Benín condenó enérgicamente el ataque ocurrido este jueves en las inmediaciones del aeropuerto internacional de Niamey y expresó su solidaridad con el pueblo y las autoridades de Níger, en un contexto marcado por la persistencia de la amenaza terrorista en el Sahel.
El Gobierno beninés condenó «con la mayor firmeza» el ataque registrado la mañana del jueves en los alrededores del aeropuerto internacional Diori Hamani de Niamey, manifestando su solidaridad con el pueblo nigerino y las autoridades del país vecino.
En un comunicado publicado este jueves, el Gobierno de la República de Benín afirmó haber conocido «con emoción» los ataques dirigidos contra las inmediaciones de la infraestructura aeroportuaria de la capital nigerina. Cotonú denunció «una agresión» contra una infraestructura civil estratégica, al considerar que pone en peligro la seguridad de la población.
«En estas dolorosas circunstancias, el Gobierno beninés expresa su plena solidaridad con el hermano pueblo nigerino, así como con el presidente Abdourahamane Tiani y las autoridades de la República de Níger», señala el comunicado, que reafirma igualmente los lazos de fraternidad y amistad que unen a ambos pueblos.
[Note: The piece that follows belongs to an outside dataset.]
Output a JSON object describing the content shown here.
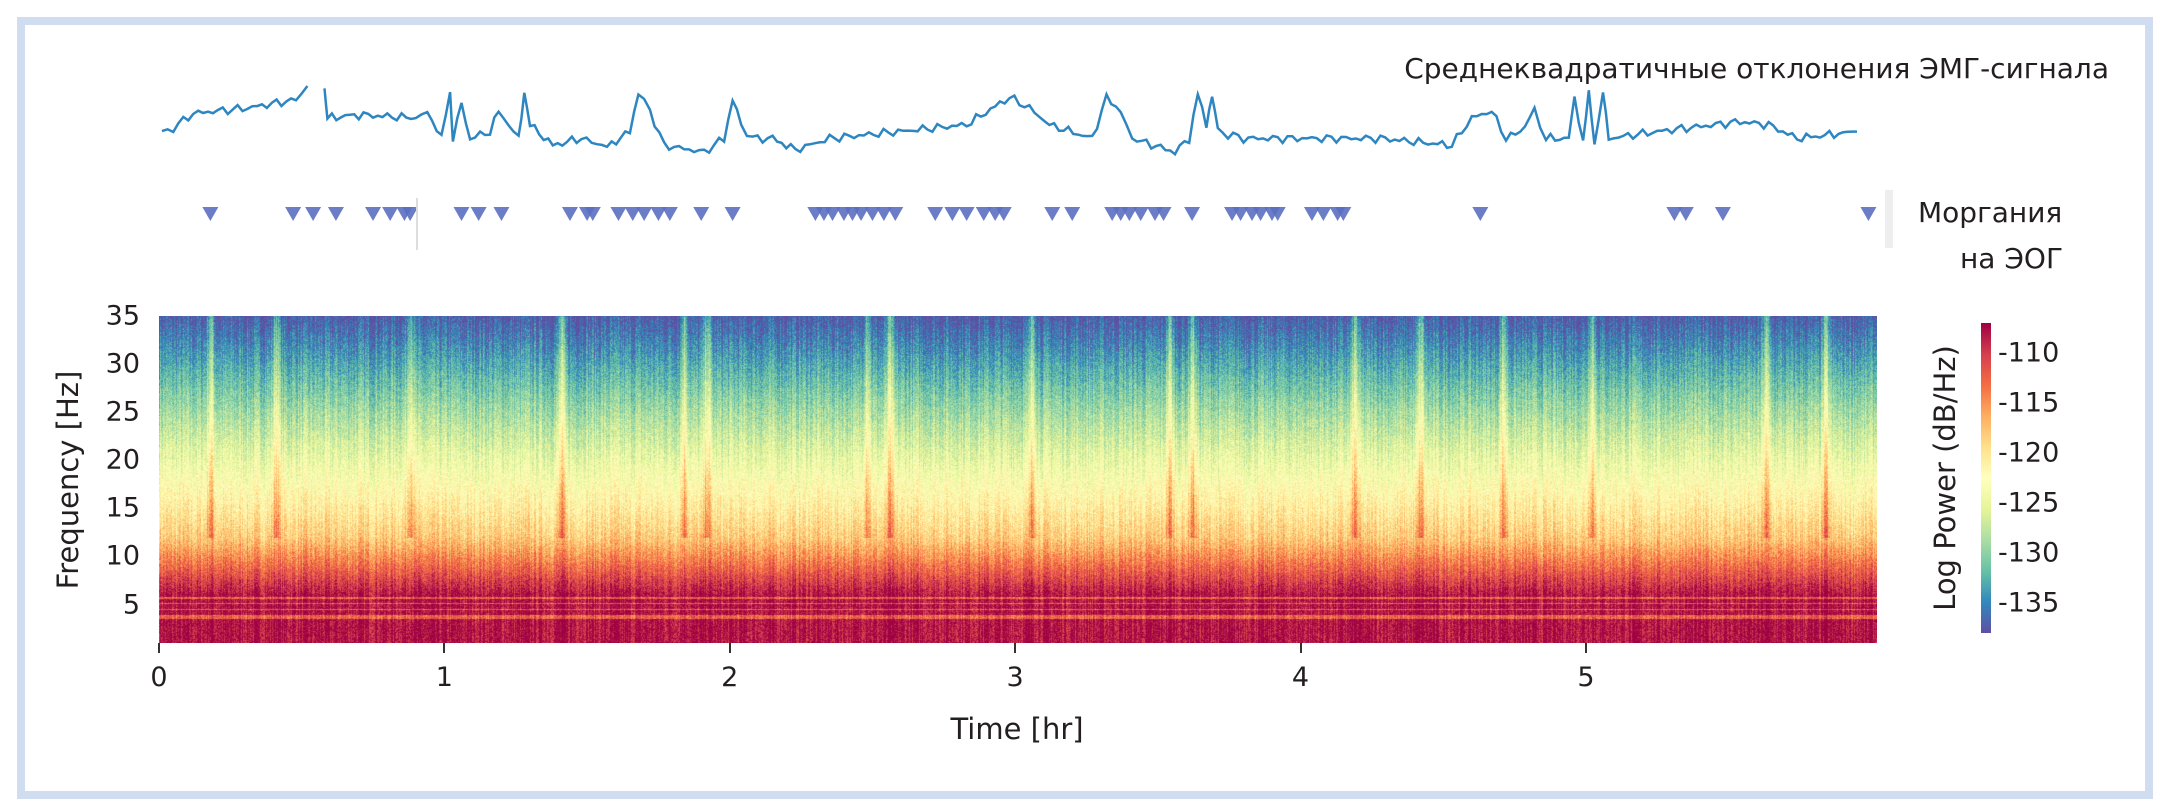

Según varios testimonios recogidos por AFP, intensos disparos fueron escuchados desde primeras horas de la mañana en las inmediaciones del aeropuerto de Niamey. Residentes de la zona indicaron que el ataque tuvo como objetivo un puesto de control situado en la entrada del recinto aeroportuario. Importantes efectivos de seguridad fueron desplegados en el lugar antes de que la situación volviera progresivamente a la normalidad al final de la mañana.
Este nuevo ataque se produce menos de cinco meses después del asalto reivindicado por el Estado Islámico en el Sahel contra la Base Aérea 101 de Niamey, ubicada junto al aeropuerto. Tras aquel ataque de enero de 2026, el presidente nigerino Abdourahamane Tiani acusó al expresidente beninés Patrice Talon de figurar entre los «patrocinadores» de la operación, acusaciones que fueron rechazadas por Cotonú. Este episodio provocó un fuerte deterioro de las relaciones entre ambos países.
Pese a esas tensiones, Benín y Níger han iniciado en las últimas semanas un proceso de normalización. El pasado 16 de junio, ambos gobiernos anunciaron avances en las conversaciones emprendidas tras la visita del presidente beninés Romuald Wadagni a Niamey el 2 de junio.
Las dos partes reafirmaron, en particular, su voluntad de reabrir la frontera común cerrada desde la crisis de julio de 2023 y de reforzar su cooperación en materia de seguridad frente a la amenaza terrorista. En su comunicado conjunto, se comprometieron a unir esfuerzos para combatir el terrorismo y el bandolerismo en la subregión.
Níger continúa enfrentándose a ataques recurrentes de grupos armados afiliados al Estado Islámico y al Grupo de Apoyo al Islam y a los Musulmanes (JNIM), activos en varios países del Sahel.